The verifier can then check to see if the timestamp is valid: $T_{verifier} > T_{prover}$; and that it was created recent enough: $T_{verifier} - T_{prover} < Threshold$. Then it may be possible for the verifier to ensure the prover has adequate permission to request decryption access to $A$ using the identity information $I_{prover}$. If everything checks out, the verifier then checks to see if $W_{prover} = W_{verifier}$ using a timing-safe comparison and its own knowledge of $B$.

If the verifier's results are the same as the prover's, then the prover is given the key $C$, which could be 32 random bytes. If not, then the connection is terminated, and the verifier could keep track of how many failed attempts for decryption access to file $A$ were initiated by the prover associated with identity $I_{prover}$.

Final Comments:

This is an incomplete overview of a potential protocol which you could use to solve your problem.

Very importantly, it's missing the specifics for how the communication channels between prover and verifier are secured and authenticated. Similarly, if $I_{prover}$ is used to implement access controls, it would be important to also verify the prover is the legitimate entity associated with that identity.

In regards to the use of hash functions and $HMAC$. It's prudent to not just concatenate inputs together, but to encode them prior to hashing so as to mitigate canonicalization attacks. One simple way this is done is to count the number of inputs, measure the length of each input in order, then concatenate the inputs and prepend the metadata you just calculated. This helps ensure no potentially exploitable, or error inducing, unintended significance can be attributed to the inputs.

+ 0

Score:0

Crypto

poncho

6/22/24, 10:17 PM

Easy enough:

Take B and hash it with a cryptographically secure hash function; for example, K := SHA256( B )

Background: a hash function takes an arbitrary length string, such as your file B, and converts it into a short (256 bit) string in such a way that someone without guessing B can guess what that string is [1]. There are a number of secure hash functions; SHA-256 is a popular one.

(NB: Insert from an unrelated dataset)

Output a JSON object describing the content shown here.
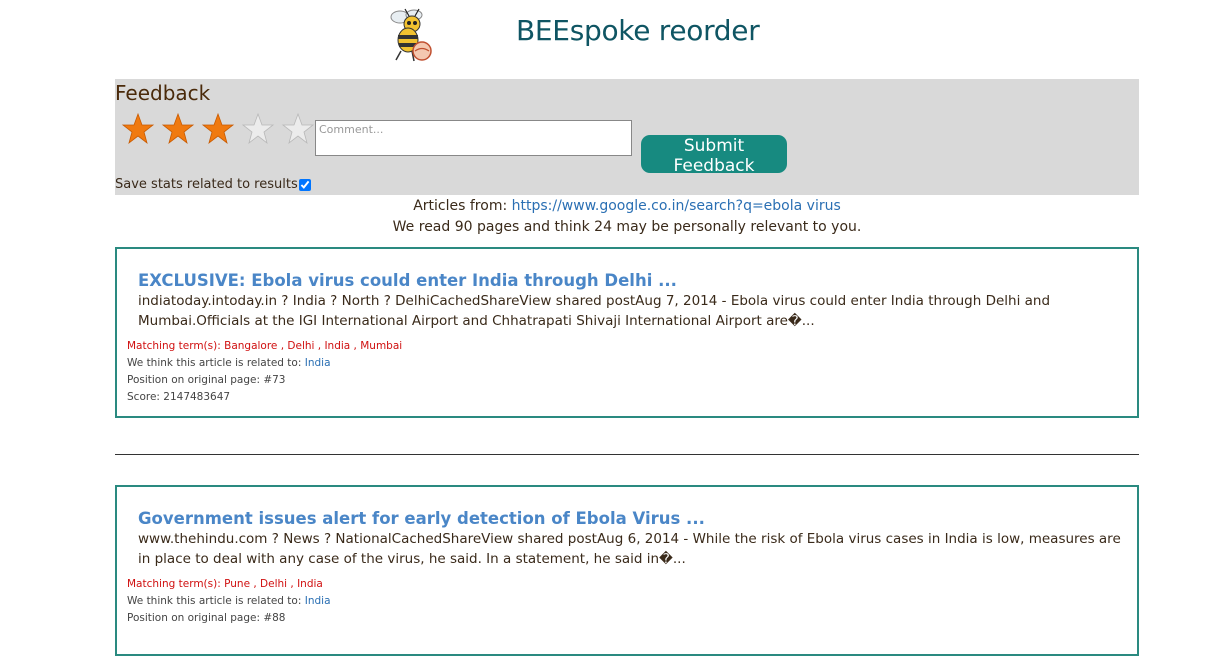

Take A and encrypt it with the value K; for example, Ciphertext := AES-GCM(K, A)

Background: encryption converts a file (such as A) into a form such that, without knowledge of the key (K), no one can get any information about A (other than its size - you could disguise that by, say, padding all files to the maximum length; that's generally costly enough that we don't bother). There are a number of secure encryption algorithms, AES-GCM is a popular one.

Most crypto packages should give you access to both hashing and encryption based on a key.

[1]: Actually, that's not how a cryptographer would explain it; it has a number of security properties beyond that; however that's what you need.

+ 0

Elon Musk

I sit in a Tesla and translated this thread with Ai:

EN: How to require possession of arbitrary data to decrypt a file?

Post an answer

Most people don’t grasp that asking a lot of questions unlocks learning and improves interpersonal bonding. In Alison’s studies, for example, though people could accurately recall how many questions had been asked in their conversations, they didn’t intuit the link between questions and liking. Across four studies, in which participants were engaged in conversations themselves or read transcripts of others’ conversations, people tended not to realize that question asking would influence—or had influenced—the level of amity between the conversationalists.